7. Prescription authority
While describing FNPs’ authority, don’t forget that family nurse practitioners can prescribe medicine to patients. We’ve discussed how FNPs may serve independently in some medical settings without a physician supervising them. Currently, twenty-two states and the District of Columbia have given the prescription authority to FNPs. Moreover, sixteen states give them the “reduced authority” in which they should find a doctor to collaborate with their prescription. You’re authorized to some extent.
8. Quality caregiving
Getting a better paycheck isn’t the endgame for most nurses since they’re pursuing better-sounding objectives than that! Our nursing workforce seeks to empower patients while educating society about the threats from community diseases. Better-informed nurses provide high-quality caregiving as they’re well-equipped with the knowledge necessary for regulating infectious ailments. That’s why modern-day RNs must transform into FNPs to serve their patients more effectively.
9. Job satisfaction
The nursing vocation’s famous for providing immense amounts of “job satisfaction” that has stayed unmatched by other professions. However, COVID-19 has introduced “job dissatisfaction” to nursing with burnout and depression caused by an overworked and understaffed nursing workforce. So, RNs should consider changing careers and becoming FNPs to better mental stability in their jobs. You can enjoy more autonomy, thereby controlling the work-life balance for enhancing your mental health.

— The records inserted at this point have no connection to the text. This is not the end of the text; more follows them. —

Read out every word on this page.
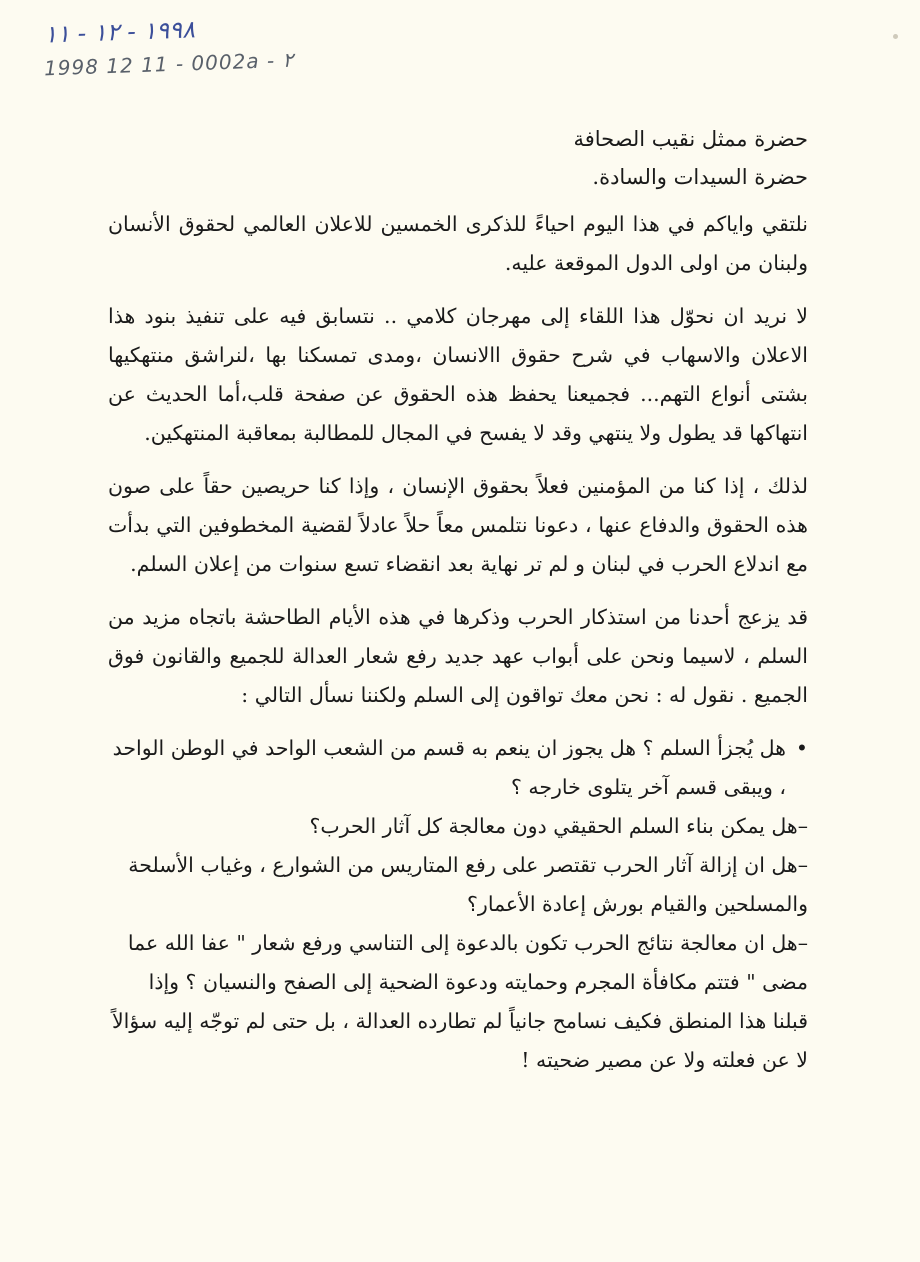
١٩٩٨ - ١٢ - ١١
1998 12 11 - 0002a - ٢
حضرة ممثل نقيب الصحافة
حضرة السيدات والسادة.

نلتقي واياكم في هذا اليوم احياءً للذكرى الخمسين للاعلان العالمي لحقوق الأنسان ولبنان من اولى الدول الموقعة عليه.

لا نريد ان نحوّل هذا اللقاء إلى مهرجان كلامي .. نتسابق فيه على تنفيذ بنود هذا الاعلان والاسهاب في شرح حقوق االانسان ،ومدى تمسكنا بها ،لنراشق منتهكيها بشتى أنواع التهم... فجميعنا يحفظ هذه الحقوق عن صفحة قلب،أما الحديث عن انتهاكها قد يطول ولا ينتهي وقد لا يفسح في المجال للمطالبة بمعاقبة المنتهكين.

لذلك ، إذا كنا من المؤمنين فعلاً بحقوق الإنسان ، وإذا كنا حريصين حقاً على صون هذه الحقوق والدفاع عنها ، دعونا نتلمس معاً حلاً عادلاً لقضية المخطوفين التي بدأت مع اندلاع الحرب في لبنان و لم تر نهاية بعد انقضاء تسع سنوات من إعلان السلم.

قد يزعج أحدنا من استذكار الحرب وذكرها في هذه الأيام الطاحشة باتجاه مزيد من السلم ، لاسيما ونحن على أبواب عهد جديد رفع شعار العدالة للجميع والقانون فوق الجميع . نقول له : نحن معك تواقون إلى السلم ولكننا نسأل التالي :

•
هل يُجزأ السلم ؟ هل يجوز ان ينعم به قسم من الشعب الواحد في الوطن الواحد ، ويبقى قسم آخر يتلوى خارجه ؟
–هل يمكن بناء السلم الحقيقي دون معالجة كل آثار الحرب؟
–هل ان إزالة آثار الحرب تقتصر على رفع المتاريس من الشوارع ، وغياب الأسلحة والمسلحين والقيام بورش إعادة الأعمار؟
–هل ان معالجة نتائج الحرب تكون بالدعوة إلى التناسي ورفع شعار " عفا الله عما مضى " فتتم مكافأة المجرم وحمايته ودعوة الضحية إلى الصفح والنسيان ؟ وإذا قبلنا هذا المنطق فكيف نسامح جانياً لم تطارده العدالة ، بل حتى لم توجّه إليه سؤالاً لا عن فعلته ولا عن مصير ضحيته !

How many FNPs are there in our country today? Data shows that 36,000+ NPs completed their education in 2019-2020. Almost 70% of these experts are certified as family nurse practitioners. You can guess that nurses today have become integral to the medical services received by Americans in the 21st century. So, why should RNs become FNPs during an ongoing pandemic? We’ve described some reasons why RNs can benefit from continuing their careers as FNPs. Hence, let’s recap this information for your knowledge.
Now, FNPs enjoy more authority and flexibility than junior nurses. They have prescription authority and can perform several services physicians usually provide. Moreover, FNPs are well-paid people; their services lead to better patient outcomes. So, RNs can become FNPs by obtaining a degree digitally. Don’t forget that family nurse practitioners easily achieve a work-life balance in their careers. These reasons, it seems, are enough to convince nurses to pursue this degree. Bolster your career through the internet.